Выбрать главу

Принятая на себя обязанность — достичь твердого, постоянного спокойствия духа — обусловливалась не столько желанием уменьшить свое горе, сколько тем, что тревога казалась мне грубою, недостойною человека. Взволнованный ум уже не рассуждает больше: он вращается в непреодолимом водовороте преувеличенных мыслей, создается логика безумная, бешеная, злобная, такое состояние есть абсолютно антифилософское, антихристианское.

Если бы я был проповедником, я бы часто настаивал на необходимости не поддаваться душевной тревоге: ни при каком условии не может быть она хороша. Как был спокоен в Себе и мирен с другими Тот, Кому все мы должны подражать! Нет ни величия души, ни справедливости, если нет кротости, если не стремишься к тому, чтобы улыбаться, а стремишься раздражаться случайностями этой кратковременной жизни. Гнев не имеет за собой никакого достоинства, разве только в одном чрезвычайно редком случае, когда предполагается смирить им злобствующего и отвлечь его от несправедливости.

Может быть, есть гнев другого рода, чем тот, что знаю я, и менее достойный осуждения. Но тот неистовый гнев, рабом которого я был в то время, не был выражением одного горя: сюда примешивалось всегда много ненависти, много нестерпимого зуда к злословию и проклятию, к разрисовке общества или тех или других отдельных личностей красками самыми мерзкими. Эпидемическая болезнь в мире! Человек полагает, что он становится лучше, унижая других. Кажется, все друзья шепчут друг другу на ухо: «Будем любить только друг друга, крича, что все канальи, мы покажемся полубогами».
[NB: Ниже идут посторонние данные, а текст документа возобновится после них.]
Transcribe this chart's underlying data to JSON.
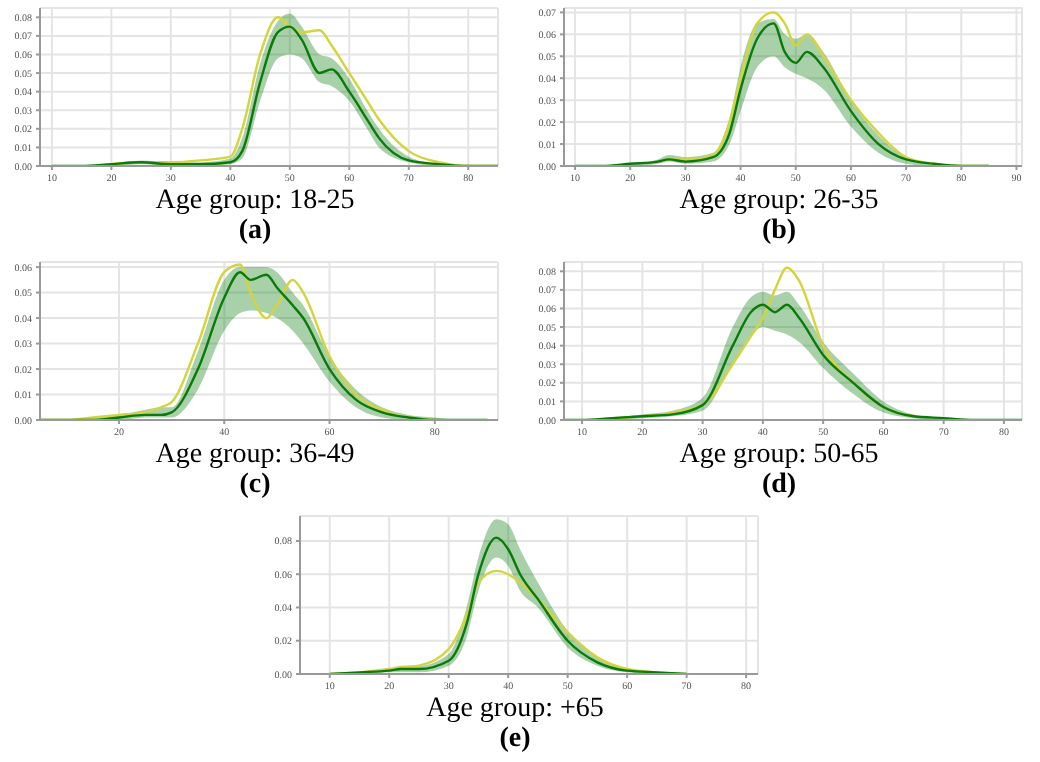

Курьезный факт, что жить в таком раздражении нам так нравится! Здесь даже полагают что-то вроде героизма. Если тот, против которого я вчера так неистовствовал, умер, немедленно же ищется другой. На кого мне жаловаться сегодня? Кого ненавидеть? Пусть бы хоть чудовище какое было!.. О, радость! Я нашел его! Идите, друзья, разорвем его!

Все так идет на свете, и без ненависти могу сказать, что идет плохо.

XVIII

Нечего было мне так сильно досадовать на скверную комнату, куда меня поместили. По счастливой случайности освободилась лучшая комната, которую и дали мне, что было для меня приятною неожиданностью.

Не должен ли был я быть чрезвычайно довольным при этом известии? И однако — я не был. Я не мог думать без сожаления о Маддалене. Какое ребячество! Хоть к кому-нибудь да иметь привязанность и по причинам, по истине, не особенно серьезным! Выходя из этой грязной каморки, я обернулся назад и кинул взгляд на стену, к которой я, бывало, так часто прислонялся в то время, как, может быть, с противоположной стороны несколькими вершками дальше, прислонялась и бедная Маддалена. Я хотел бы еще раз услыхать эти два трогательных стиха:

Chi rende alla meschina La sua felicita!

Напрасное желание! Вот еще одной разлукой больше в моей несчастной жизни. Не хочу долго говорить об этом, чтобы не дать повода смеяться надо мной, но я был бы лицемером, если бы не признался в том, что я еще долго грустил по ней.

Уходя, я поклонился двум из моих бедных соседей, бывших у окна. Вожака их не было тут, извещенный товарищами, он подбежал к окну и также поклонился мне. А потом начал напевать этот куплет: «Chi rende alla meschina…» Хотелось ли ему посмеяться надо мной? Бьюсь об заклад, что если бы задать этот вопрос пятидесяти лицам, сорок девять ответили бы «да». Однако, несмотря на такое большинство голосов, я склонен думать, что добрый вор хотел мне этим сделать любезность. Я так это и принял, и был ему за то благодарен. Я еще раз взглянул на него: он просунул сквозь железную решетку руку, держа в ней берет, и махал мне им в знак прощания, когда я поворачивался, чтобы спуститься с лестницы.

Во дворе, под навесом, я увидал глухонемого, что было для меня большим утешением. Он заметил меня, узнал и хотел бежать навстречу. Жена смотрителя, кто ее знает зачем, схватила его за ворот и прогнала домой. Мне было очень неприятно, что я не мог обнять его, но меня тронула его радость, с какою он побежал было ко мне. Ведь так приятно быть любимым!

Это был день больших происшествий. Пройдя два шага, я поравнялся с окном моей прежней комнаты, в которой жил теперь Джойа.

— Добрый день, Мелькиорре! — сказал я ему, проходя мимо. Он поднял голову и, кидаясь ко мне, вскричал:

— Добрый день, Сильвио.

Увы, мне не дали остановиться ни на одну минуту. Я свернул под большие ворота, поднялся по лесенке и очутился в чистенькой комнатке, как раз над комнатой Джойа.